The CDC has announced that there have been instances where COVID vaccinated persons have still contracted the virus.

These rare cases are now being called “breakthrough cases.”

So this brings us to the question, can you get COVID after being fully vaccinated? The answer is yes!

“You will see breakthrough infections in any vaccination when you’re vaccinating literally tens and tens and tens of millions of people. So in some respects, that’s not surprising,” Anthony Fauci, director of the National Institute of Allergy and Infectious Diseases, said at a March 26 White House COVID-19 briefing.

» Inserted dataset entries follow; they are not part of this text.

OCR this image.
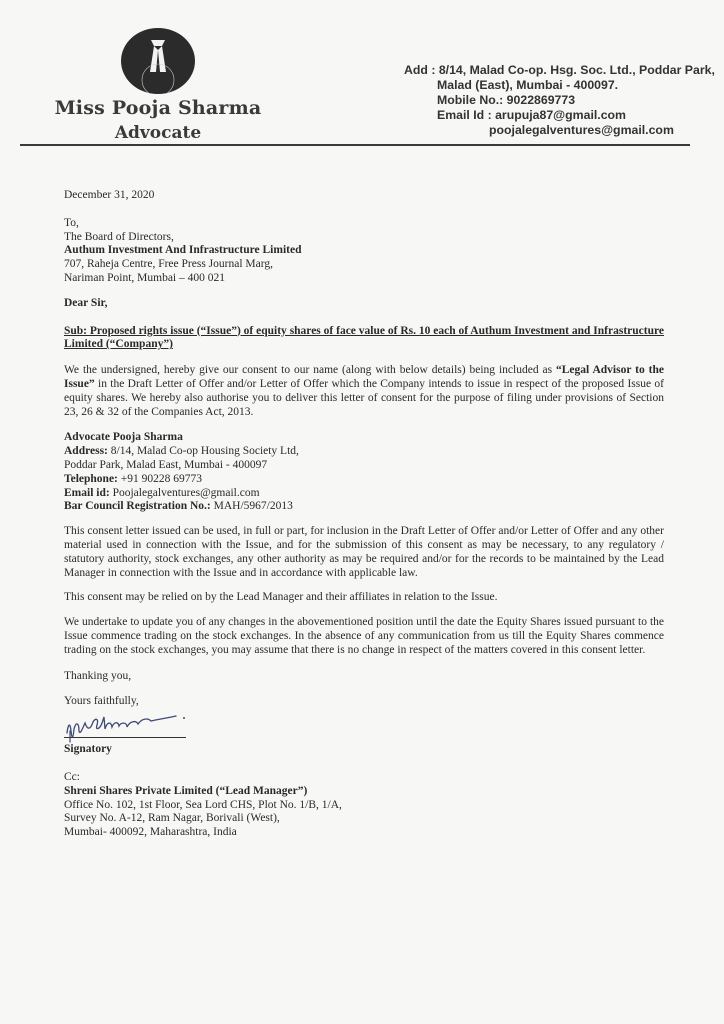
Miss Pooja Sharma
Advocate
Add : 8/14, Malad Co-op. Hsg. Soc. Ltd., Poddar Park,
Malad (East), Mumbai - 400097.
Mobile No.: 9022869773
Email Id : arupuja87@gmail.com
poojalegalventures@gmail.com

December 31, 2020

To,

The Board of Directors,

Authum Investment And Infrastructure Limited

707, Raheja Centre, Free Press Journal Marg,

Nariman Point, Mumbai – 400 021

Dear Sir,

Sub: Proposed rights issue (“Issue”) of equity shares of face value of Rs. 10 each of Authum Investment and Infrastructure Limited (“Company”)

We the undersigned, hereby give our consent to our name (along with below details) being included as “Legal Advisor to the Issue” in the Draft Letter of Offer and/or Letter of Offer which the Company intends to issue in respect of the proposed Issue of equity shares. We hereby also authorise you to deliver this letter of consent for the purpose of filing under provisions of Section 23, 26 & 32 of the Companies Act, 2013.

Advocate Pooja Sharma

Address: 8/14, Malad Co-op Housing Society Ltd,

Poddar Park, Malad East, Mumbai - 400097

Telephone: +91 90228 69773

Email id: Poojalegalventures@gmail.com

Bar Council Registration No.: MAH/5967/2013

This consent letter issued can be used, in full or part, for inclusion in the Draft Letter of Offer and/or Letter of Offer and any other material used in connection with the Issue, and for the submission of this consent as may be necessary, to any regulatory / statutory authority, stock exchanges, any other authority as may be required and/or for the records to be maintained by the Lead Manager in connection with the Issue and in accordance with applicable law.

This consent may be relied on by the Lead Manager and their affiliates in relation to the Issue.

We undertake to update you of any changes in the abovementioned position until the date the Equity Shares issued pursuant to the Issue commence trading on the stock exchanges. In the absence of any communication from us till the Equity Shares commence trading on the stock exchanges, you may assume that there is no change in respect of the matters covered in this consent letter.

Thanking you,

Yours faithfully,

Signatory

Cc:

Shreni Shares Private Limited (“Lead Manager”)

Office No. 102, 1st Floor, Sea Lord CHS, Plot No. 1/B, 1/A,

Survey No. A-12, Ram Nagar, Borivali (West),

Mumbai- 400092, Maharashtra, India
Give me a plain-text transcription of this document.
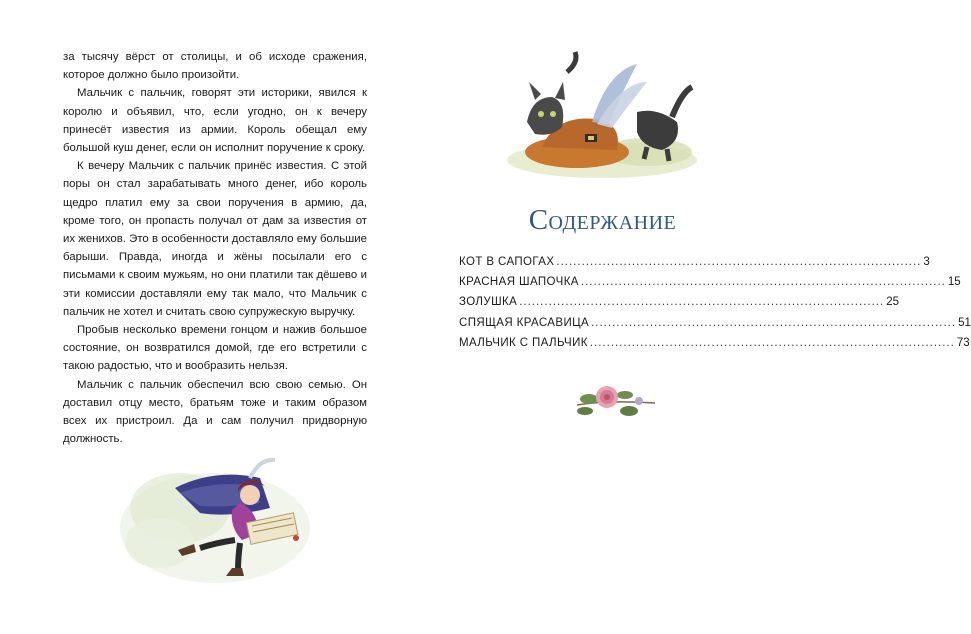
за тысячу вёрст от столицы, и об исходе сражения, которое должно было произойти.

Мальчик с пальчик, говорят эти историки, явился к королю и объявил, что, если угодно, он к вечеру принесёт известия из армии. Король обещал ему большой куш денег, если он исполнит поручение к сроку.

К вечеру Мальчик с пальчик принёс известия. С этой поры он стал зарабатывать много денег, ибо король щедро платил ему за свои поручения в армию, да, кроме того, он пропасть получал от дам за известия от их женихов. Это в особенности доставляло ему большие барыши. Правда, иногда и жёны посылали его с письмами к своим мужьям, но они платили так дёшево и эти комиссии доставляли ему так мало, что Мальчик с пальчик не хотел и считать свою супружескую выручку.

Пробыв несколько времени гонцом и нажив большое состояние, он возвратился домой, где его встретили с такою радостью, что и вообразить нельзя.

Мальчик с пальчик обеспечил всю свою семью. Он доставил отцу место, братьям тоже и таким образом всех их пристроил. Да и сам получил придворную должность.

Содержание
КОТ В САПОГАХ ....................................................................................... 3
КРАСНАЯ ШАПОЧКА ....................................................................................... 15
ЗОЛУШКА ....................................................................................... 25
СПЯЩАЯ КРАСАВИЦА ....................................................................................... 51
МАЛЬЧИК С ПАЛЬЧИК ....................................................................................... 73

Read what can lead to a breakthrough case, according to AARP:

  • Imperfect vaccine administration. It’s rare, but if the vaccine is mishandled, it could cause a breakthrough case. Maybe the vials aren’t kept at the required temperature, the vaccine is administered to the wrong part of your arm, or you don’t get a full dose. In February, for example, a CVS pharmacy in Massachusetts issued an apology because it inadvertently gave some patients only a partial dose.
  • An individual with a weak immune response. With every vaccine, there is a small subset of people who don’t develop a robust immune response, says Chris Woods, an infectious disease physician and executive director of the Hubert-Yeargan Center for Global Health at Duke University. It could be the result of medications that weaken the immune system (such as chemotherapy for cancer) or genetic differences. Although age is also thought to weaken the immune response, the clinical trials for the COVID-19 vaccines show high efficacy rates in older adults.
  • New coronavirus strains or variants. Early data indicate the current COVID-19 vaccines should work against known coronavirus variants that are more infectious. But it’s possible that a variant could elude some of the protection we get from vaccination, Poland says. Fauci has said it’s important to sequence the genome of the virus in the breakthrough cases to find out whether each infection is from the original virus strain or a variant. Meanwhile, vaccine manufacturers are already working on changes to provide better protection against variants.